Après avoir prévenu seulement les États-Unis et l’Allemagne fédérale, Jaruzelski instaure la loi martiale dans la nuit du samedi 12 au dimanche 13 décembre :
« La démocratie ne peut être affirmée et développée que dans un pays fort et soumis à la loi. L’anarchie est son ennemi ».
Le chef de l’Eglise, Jozef Glemp, lance un appel à la soumission, retransmis par radio :
« Je demanderai, même si je dois le faire à genoux et les pieds nus, qu’un Polonais ne lutte pas contre un Polonais. Ne donnez pas vos têtes, frères ouvriers et travailleurs des grandes entreprises ».
Jaruzelski crée le Conseil militaire de salut national (WRON), qui a tout pouvoir pour arrêter, exécuter, interner, censurer.

« Solidarité combattante », créée en 1982 par Kornal Morawiecki, coordonne des groupes clandestins dans tout le pays pour continuer à lutter contre le régime totalitaire.
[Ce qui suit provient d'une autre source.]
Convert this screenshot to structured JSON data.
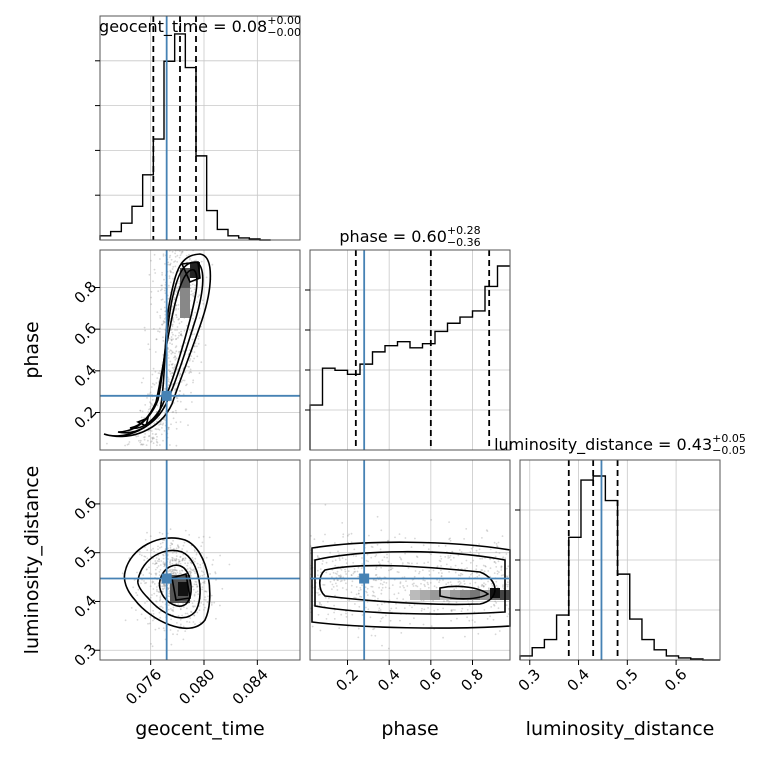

Ses slogans : « Libres et solidaires », « Pour la liberté des peuples et des nations ». Elle diffuse des informations, éditions, enregistrements audio, organise des manifestations et des grèves, passe en fraude du matériel électronique et d’imprimerie.
Aidant activement les luttes en Europe de l’Est, elle envoie des militants en Lituanie, Lettonie, Estonie, Ukraine, Moldavie, Georgie, Kazakhstan, Arménie, Azerbaïdjan et publie des textes en langues tchèque, russe, hongroise et ukrainienne.

Mais la révolution n’a pas eu lieu : l’État, l’Église et les tenants du capitalisme d’État et du capitalisme libéral dans le monde sont soulagés.